Por mi ciudad corren dos ríos y no
tiene ninguno. Ambos están situados en los extremos, son sus límites al norte y
al sur. Fueron ríos en otro tiempo, y hasta se desbordaban con furia; ahora son
un hilo de agua turbia que baja entre dos enormes losas de hormigón que forman
sus márgenes por donde incluso resulta grato pasear. Que no exista un gran río
que la cruce por el centro me parece un déficit de mi ciudad. Copenhague
tampoco tiene río, pero se lo han inventado. Un largo y estrecho estanque hace
de río decorativo entre el casco antiguo y los nuevos barrios por donde la
ciudad crecía. Resulta agradable pasear bajo los tilos y contemplar el agua, aunque
al falso río le falta lo esencial, el sonido del agua cuando fluye.
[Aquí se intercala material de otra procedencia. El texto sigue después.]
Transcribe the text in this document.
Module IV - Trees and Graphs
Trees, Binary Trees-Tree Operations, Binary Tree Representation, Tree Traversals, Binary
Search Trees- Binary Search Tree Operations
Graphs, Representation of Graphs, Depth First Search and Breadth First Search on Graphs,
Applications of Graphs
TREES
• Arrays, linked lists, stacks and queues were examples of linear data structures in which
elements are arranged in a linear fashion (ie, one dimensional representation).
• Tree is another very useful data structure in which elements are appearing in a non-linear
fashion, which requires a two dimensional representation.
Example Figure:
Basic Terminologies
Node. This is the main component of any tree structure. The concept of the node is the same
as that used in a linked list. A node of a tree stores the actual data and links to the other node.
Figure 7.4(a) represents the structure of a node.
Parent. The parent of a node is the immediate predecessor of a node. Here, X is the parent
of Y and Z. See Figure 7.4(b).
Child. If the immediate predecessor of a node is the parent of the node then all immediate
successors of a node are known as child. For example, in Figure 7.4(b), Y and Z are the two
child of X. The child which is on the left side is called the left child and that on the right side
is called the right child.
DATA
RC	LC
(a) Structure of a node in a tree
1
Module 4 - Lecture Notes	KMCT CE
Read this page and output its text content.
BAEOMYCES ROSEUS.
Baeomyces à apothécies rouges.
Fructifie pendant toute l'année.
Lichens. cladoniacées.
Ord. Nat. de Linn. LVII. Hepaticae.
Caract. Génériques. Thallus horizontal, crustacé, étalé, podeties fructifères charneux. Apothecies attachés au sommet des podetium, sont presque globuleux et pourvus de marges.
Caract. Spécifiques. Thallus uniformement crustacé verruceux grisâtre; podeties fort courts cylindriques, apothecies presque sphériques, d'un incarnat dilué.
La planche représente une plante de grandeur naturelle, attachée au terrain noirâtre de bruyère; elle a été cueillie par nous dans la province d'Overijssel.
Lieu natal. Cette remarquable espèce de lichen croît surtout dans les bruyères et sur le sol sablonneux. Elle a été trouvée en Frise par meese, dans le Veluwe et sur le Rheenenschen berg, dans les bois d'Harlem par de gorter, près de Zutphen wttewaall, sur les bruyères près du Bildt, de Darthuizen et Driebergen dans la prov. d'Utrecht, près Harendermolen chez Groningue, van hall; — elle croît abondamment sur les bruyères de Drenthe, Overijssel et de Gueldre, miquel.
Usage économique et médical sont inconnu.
La música
áspera y delicada de la vida. La mayor parte de los ríos que atraviesan
ciudades también carecen del rumor de las aguas al pasar, los han desviado por
otros lugares y en el casco urbano han dejado un simulacro de río; hermoso, sí,
pero inane. Este es el dilema en el que andamos sin saberlo: amamos
fantasmagorías inocuas de lo que admiramos por su esencia salvaje.